Multimedia items make for an important share of the data distributed and searched for on the Internet. In particular, geographic queries for tourism locations represent a substantial chunk of users’ queries. Current video/photo search technology mainly relies on employing text information to provide users with accurate results for their queries. Retrieval capabilities are however still below the actual needs of the common user, mainly due to the limitations of the content descriptors. For example, textual tags tend to be noisy or inaccurate (e.g., people may tag entire collections with a unique tag), automatic visual descriptors fail to provide high-level understanding of the scene while GPS coordinates capture the position of the photographer and not necessarily the position of the query.
Until recently, research focused mainly on improving the relevance of the results. However, an efficient information retrieval system should be able to summarize and rank search results so that it surfaces results that are both relevant and that are covering different aspects of a query (e.g., providing different views of London Bridge rather than duplicates of the same perspective). In this work we introduce a novel framework to provide solution for this emerging area of information retrieval that fosters new technology for improving both the relevance and diversification of search results with explicit focus on the actual social media context. This work is intended to support related areas of machine analysis, human-based computation (e.g., crowdsourcing) as well as hybrid approaches (e.g., relevance feedback, machine-crowd integration).

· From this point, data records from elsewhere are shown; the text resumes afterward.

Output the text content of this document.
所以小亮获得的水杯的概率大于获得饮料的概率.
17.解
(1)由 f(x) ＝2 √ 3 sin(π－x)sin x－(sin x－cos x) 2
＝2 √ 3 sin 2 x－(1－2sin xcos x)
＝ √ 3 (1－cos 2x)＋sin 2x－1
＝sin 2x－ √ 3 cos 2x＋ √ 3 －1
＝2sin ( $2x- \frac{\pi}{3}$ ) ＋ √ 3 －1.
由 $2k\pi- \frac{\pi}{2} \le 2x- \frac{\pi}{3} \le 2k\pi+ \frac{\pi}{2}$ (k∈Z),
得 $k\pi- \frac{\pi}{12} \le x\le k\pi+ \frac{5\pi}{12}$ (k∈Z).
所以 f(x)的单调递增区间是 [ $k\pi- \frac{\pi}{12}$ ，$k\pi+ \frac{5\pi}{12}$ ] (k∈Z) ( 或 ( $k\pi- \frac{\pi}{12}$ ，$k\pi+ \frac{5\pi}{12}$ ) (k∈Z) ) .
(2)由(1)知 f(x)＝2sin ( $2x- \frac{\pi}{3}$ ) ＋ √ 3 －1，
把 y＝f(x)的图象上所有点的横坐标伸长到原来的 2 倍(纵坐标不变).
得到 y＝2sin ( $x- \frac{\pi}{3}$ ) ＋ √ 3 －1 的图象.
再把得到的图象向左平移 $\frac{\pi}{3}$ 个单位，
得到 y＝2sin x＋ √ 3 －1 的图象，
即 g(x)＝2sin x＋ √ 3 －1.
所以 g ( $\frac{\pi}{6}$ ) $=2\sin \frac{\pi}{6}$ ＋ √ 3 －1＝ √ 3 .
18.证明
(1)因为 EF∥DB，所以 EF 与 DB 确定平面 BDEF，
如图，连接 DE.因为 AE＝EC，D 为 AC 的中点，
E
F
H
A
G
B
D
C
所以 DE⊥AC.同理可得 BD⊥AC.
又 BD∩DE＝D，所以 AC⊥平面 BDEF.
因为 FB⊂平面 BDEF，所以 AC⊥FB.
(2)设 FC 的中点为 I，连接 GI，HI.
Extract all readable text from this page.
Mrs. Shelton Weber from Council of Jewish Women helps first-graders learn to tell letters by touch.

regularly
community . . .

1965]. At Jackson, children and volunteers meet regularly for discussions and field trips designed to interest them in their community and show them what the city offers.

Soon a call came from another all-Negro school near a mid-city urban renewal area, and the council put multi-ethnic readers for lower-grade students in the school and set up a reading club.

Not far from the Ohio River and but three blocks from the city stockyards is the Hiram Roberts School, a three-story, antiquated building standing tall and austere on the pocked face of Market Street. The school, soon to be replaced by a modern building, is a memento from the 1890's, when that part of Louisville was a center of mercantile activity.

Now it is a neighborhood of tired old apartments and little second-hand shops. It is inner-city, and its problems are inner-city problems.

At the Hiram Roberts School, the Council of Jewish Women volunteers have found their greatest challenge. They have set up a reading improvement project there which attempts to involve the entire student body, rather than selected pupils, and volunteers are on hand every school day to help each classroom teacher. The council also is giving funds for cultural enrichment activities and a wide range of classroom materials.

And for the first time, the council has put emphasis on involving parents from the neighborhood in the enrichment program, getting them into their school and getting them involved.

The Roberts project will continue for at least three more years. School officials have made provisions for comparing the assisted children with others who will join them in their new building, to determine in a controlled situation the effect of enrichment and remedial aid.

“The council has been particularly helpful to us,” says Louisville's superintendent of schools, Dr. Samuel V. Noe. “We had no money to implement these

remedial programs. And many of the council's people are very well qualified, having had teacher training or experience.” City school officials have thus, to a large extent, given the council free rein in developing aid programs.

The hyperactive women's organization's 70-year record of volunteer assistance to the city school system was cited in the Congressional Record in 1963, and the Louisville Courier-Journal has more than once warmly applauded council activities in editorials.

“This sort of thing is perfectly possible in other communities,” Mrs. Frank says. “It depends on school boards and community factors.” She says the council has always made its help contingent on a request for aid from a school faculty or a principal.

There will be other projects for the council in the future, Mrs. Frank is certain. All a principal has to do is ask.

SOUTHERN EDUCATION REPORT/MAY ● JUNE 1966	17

The proposed framework divides the multimedia data into different data streams: 1) text, and 2) visual data. Text analysis is considered from two different perspectives: lexical analysis for retrieval of desired content and sentiment analysis to determine writer’s (video description, tags etc.) attitude with reference to some topic or a document’s general contextual polarity. The attitude represents description/tags writer’s evaluation, emotional state during writing and the impact on the readers. The appraisal theory says that human cognitive process is very complex. Things happen and based on various criterion, humans appraise such events or happenings. Thus, their feelings and emotions are based on those appraisals. Extracting writer’s attitude is similar to appraisal theory in psychology. Human attention models are efficient methods for affective content extraction. Viewer attention is based on visual perception. Next, an aggregated attention curve is generated by an intra- and inter-modality fusion mechanism. Finally, the relevant and diverse content is extracted considering the users’ query sentiment and objectiveness. The fusion of multimedia provides a bridge that links the digital representation of multimedia with the user’s perceptions. This proposed system could provide more convenience for users and/or tourists and decrease the restriction of searching desired tourist locations and information.